Asian shares started the week in the red on Monday, faltering for the eighth straight day while the dollar climbed as U.S. President Donald Trump raised the stakes in the heated trade dispute with China.
MSCI’s broadest index of Asia-Pacific shares outside Japan was last down 0.6 percent, extending losses from last week when it dropped 3.5 percent for its worst weekly showing since mid-March.
Japan’s Nikkei opened lower but quickly pared losses after revised second-quarter gross domestic product data showed the world’s third-biggest economy grew at its fastest pace since 2016.
Chinese shares weakened, with the blue-chip index off 0.6 percent while Shanghai’s SSE Composite stumbled 0.4 percent. Hong Kong’s Hang Seng index slipped 0.8 percent.
On Friday, Wall Street stocks ended lower while world share indexes registered their biggest weekly declines in almost six months after Trump threatened tariffs on a further $267 billion worth of Chinese imports, on top of earlier promises to levy duties on $200 billion worth of Chinese goods.
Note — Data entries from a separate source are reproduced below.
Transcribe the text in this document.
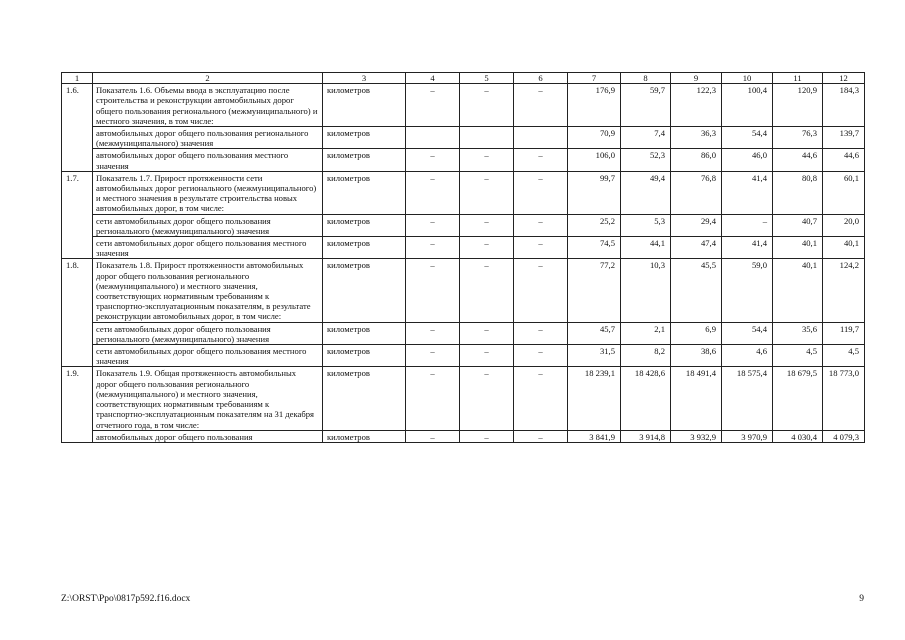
1	2	3	4	5	6	7	8	9	10	11	12
1.6.	Показатель 1.6. Объемы ввода в эксплуатацию после строительства и реконструкции автомобильных дорог общего пользования регионального (межмуниципального) и местного значения, в том числе:	километров	–	–	–	176,9	59,7	122,3	100,4	120,9	184,3
	автомобильных дорог общего пользования регионального (межмуниципального) значения	километров				70,9	7,4	36,3	54,4	76,3	139,7
	автомобильных дорог общего пользования местного значения	километров	–	–	–	106,0	52,3	86,0	46,0	44,6	44,6
1.7.	Показатель 1.7. Прирост протяженности сети автомобильных дорог регионального (межмуниципального) и местного значения в результате строительства новых автомобильных дорог, в том числе:	километров	–	–	–	99,7	49,4	76,8	41,4	80,8	60,1
	сети автомобильных дорог общего пользования регионального (межмуниципального) значения	километров	–	–	–	25,2	5,3	29,4	–	40,7	20,0
	сети автомобильных дорог общего пользования местного значения	километров	–	–	–	74,5	44,1	47,4	41,4	40,1	40,1
1.8.	Показатель 1.8. Прирост протяженности автомобильных дорог общего пользования регионального (межмуниципального) и местного значения, соответствующих нормативным требованиям к транспортно-эксплуатационным показателям, в результате реконструкции автомобильных дорог, в том числе:	километров	–	–	–	77,2	10,3	45,5	59,0	40,1	124,2
	сети автомобильных дорог общего пользования регионального (межмуниципального) значения	километров	–	–	–	45,7	2,1	6,9	54,4	35,6	119,7
	сети автомобильных дорог общего пользования местного значения	километров	–	–	–	31,5	8,2	38,6	4,6	4,5	4,5
1.9.	Показатель 1.9. Общая протяженность автомобильных дорог общего пользования регионального (межмуниципального) и местного значения, соответствующих нормативным требованиям к транспортно-эксплуатационным показателям на 31 декабря отчетного года, в том числе:	километров	–	–	–	18 239,1	18 428,6	18 491,4	18 575,4	18 679,5	18 773,0
	автомобильных дорог общего пользования	километров	–	–	–	3 841,9	3 914,8	3 932,9	3 970,9	4 030,4	4 079,3
Z:\ORST\Ppo\0817p592.f16.docx	9
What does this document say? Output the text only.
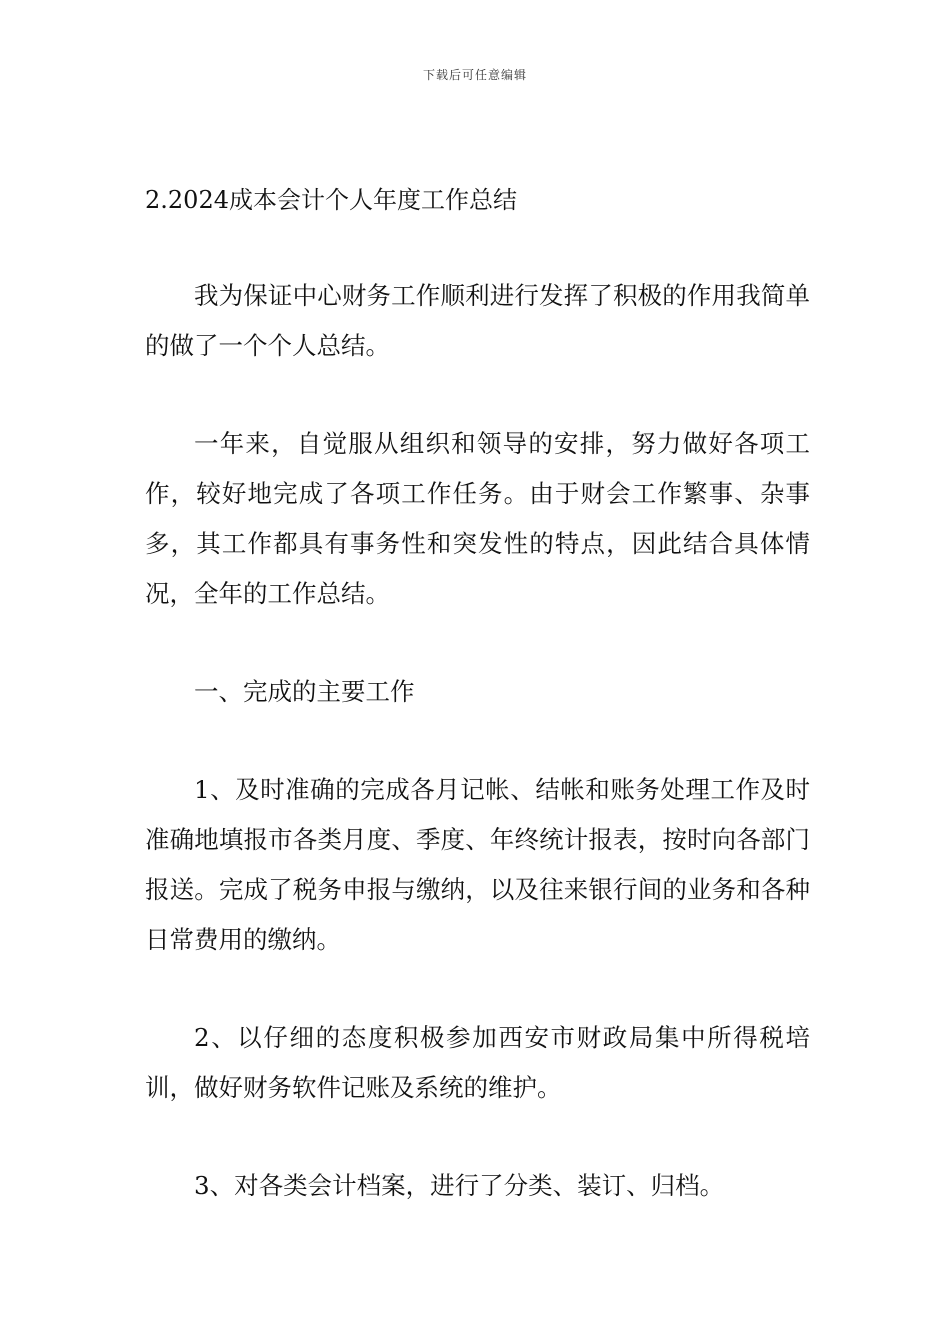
下载后可任意编辑
2.2024成本会计个人年度工作总结

我为保证中心财务工作顺利进行发挥了积极的作用我简单的做了一个个人总结。

一年来，自觉服从组织和领导的安排，努力做好各项工作，较好地完成了各项工作任务。由于财会工作繁事、杂事多，其工作都具有事务性和突发性的特点，因此结合具体情况，全年的工作总结。

一、完成的主要工作

1、及时准确的完成各月记帐、结帐和账务处理工作及时准确地填报市各类月度、季度、年终统计报表，按时向各部门报送。完成了税务申报与缴纳，以及往来银行间的业务和各种日常费用的缴纳。

2、以仔细的态度积极参加西安市财政局集中所得税培训，做好财务软件记账及系统的维护。

3、对各类会计档案，进行了分类、装订、归档。
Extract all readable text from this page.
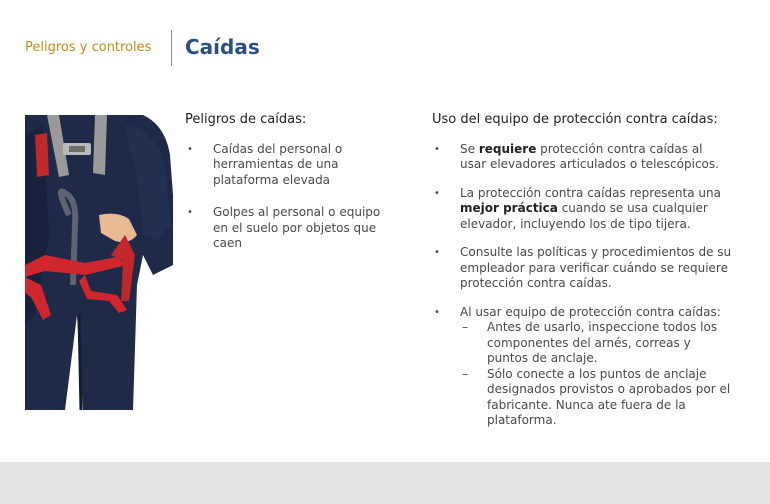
Peligros y controles Caídas
Peligros de caídas:
• Caídas del personal o herramientas de una plataforma elevada
• Golpes al personal o equipo en el suelo por objetos que caen
Uso del equipo de protección contra caídas:
• Se requiere protección contra caídas al usar elevadores articulados o telescópicos.
• La protección contra caídas representa una mejor práctica cuando se usa cualquier elevador, incluyendo los de tipo tijera.
• Consulte las políticas y procedimientos de su empleador para verificar cuándo se requiere protección contra caídas.
• Al usar equipo de protección contra caídas:
– Antes de usarlo, inspeccione todos los componentes del arnés, correas y puntos de anclaje.
– Sólo conecte a los puntos de anclaje designados provistos o aprobados por el fabricante. Nunca ate fuera de la plataforma.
Beijing has warned of retaliation if Washington launches any new measures, but it is running out of room to match them dollar-for-dollar, raising concerns it could resort to other measures such as weakening the yuan or taking action against U.S. companies in China.
“The overall sense is that the United States will continue to escalate the pressure until China submits to U.S. demands which does not seem likely any time soon,” JPMorgan said in a note.
“Overall, the impact of tariffs and high levels of uncertainty will both continue to weigh on markets into the end of the year.”
Chinese trade data released on Saturday could give Trump more reason to turn up the heat. China’s trade surplus with the United States widened to a record in August.
Trump, who is challenging China, Mexico, Canada and the European Union on trade issues, has now expressed displeasure about his country’s large trade deficit with Japan.